GoofGoof
Premium Member
Operating income is before taxes and capital expenditures. 101-138. Lost money. Surely though they can hire the accountants that would get them zero tax liability on that.
But that really underlines my point. The Internet is stuck in 2011 when it comes to the Uni/Disney debate. When they closed Jaws in Jan 2012, they thought they could do no wrong. Then they realized they could and did do wrong. May 2013 is a completely different picture. I'm all for spending money, but as I mentioned there's definitely a growing doubt that throwing wads of cash at the Orlando parks is a good strategy because there's a sense that in 5-7 years they're going to be sitting in meetings debating what the heck they were thinking.

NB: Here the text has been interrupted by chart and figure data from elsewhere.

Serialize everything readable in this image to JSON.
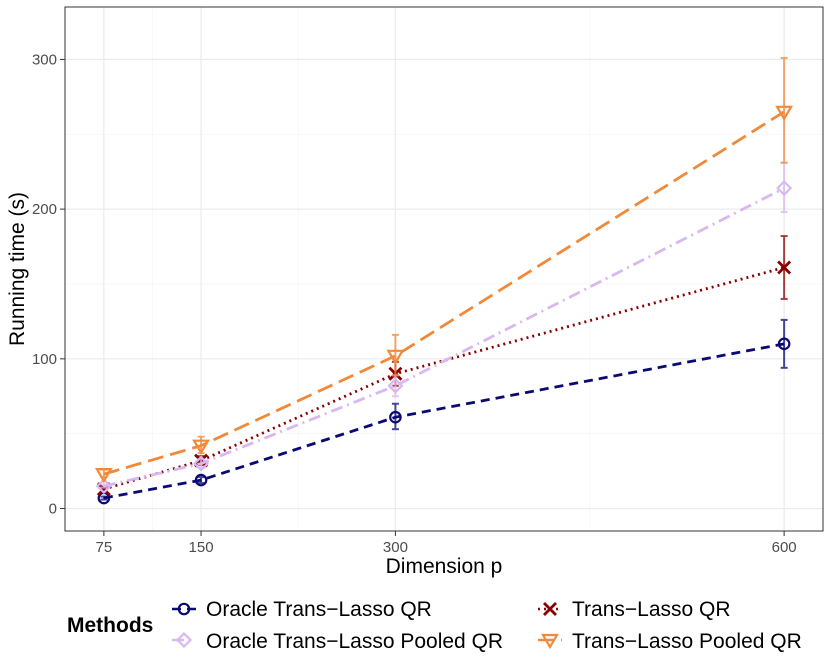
{
  "chart_data": {
    "type": "line",
    "title": "",
    "xlabel": "Dimension p",
    "ylabel": "Running time (s)",
    "x": [
      75,
      150,
      300,
      600
    ],
    "x_tick_labels": [
      "75",
      "150",
      "300",
      "600"
    ],
    "xlim": [
      45,
      630
    ],
    "ylim": [
      -15,
      335
    ],
    "y_ticks": [
      0,
      100,
      200,
      300
    ],
    "y_tick_labels": [
      "0",
      "100",
      "200",
      "300"
    ],
    "grid": true,
    "legend_position": "bottom",
    "legend_title": "Methods",
    "series": [
      {
        "name": "Oracle Trans−Lasso QR",
        "color": "#0a0a72",
        "linestyle": "dashed",
        "marker": "circle",
        "values": [
          7,
          19,
          61,
          110
        ],
        "error_low": [
          6,
          17,
          53,
          94
        ],
        "error_high": [
          8,
          21,
          70,
          126
        ]
      },
      {
        "name": "Trans−Lasso QR",
        "color": "#8b0000",
        "linestyle": "dotted",
        "marker": "cross",
        "values": [
          13,
          32,
          90,
          161
        ],
        "error_low": [
          12,
          29,
          82,
          140
        ],
        "error_high": [
          14,
          35,
          98,
          182
        ]
      },
      {
        "name": "Oracle Trans−Lasso Pooled QR",
        "color": "#d8b8f0",
        "linestyle": "dashdot",
        "marker": "diamond",
        "values": [
          15,
          30,
          82,
          214
        ],
        "error_low": [
          14,
          27,
          75,
          198
        ],
        "error_high": [
          16,
          33,
          89,
          231
        ]
      },
      {
        "name": "Trans−Lasso Pooled QR",
        "color": "#f0893a",
        "linestyle": "longdash",
        "marker": "triangle-down",
        "values": [
          23,
          42,
          102,
          265
        ],
        "error_low": [
          21,
          37,
          89,
          231
        ],
        "error_high": [
          26,
          48,
          116,
          301
        ]
      }
    ]
  }
}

Right. Operating income before depreciation and taxes is $173M. This is also pretty much the same thing as cash flow from operations. If you take that number and back out the $138M spent on capital projects this quarter the theme park division had $35M of free cash flow which gets rolled back into the Comcast corporate free cash flows and is used to either return money to shareholders or keep in cash on hand for further investments. That may not be as impressive as the free cash flow thrown off by the cable segment, but the point is the segment had positive free cash flow. Even if the free cash flow number was negative they could justify it since they are in the middle of an expansion. Using the operating income after depreciation number makes no sense since depreciation is a non-cash expense.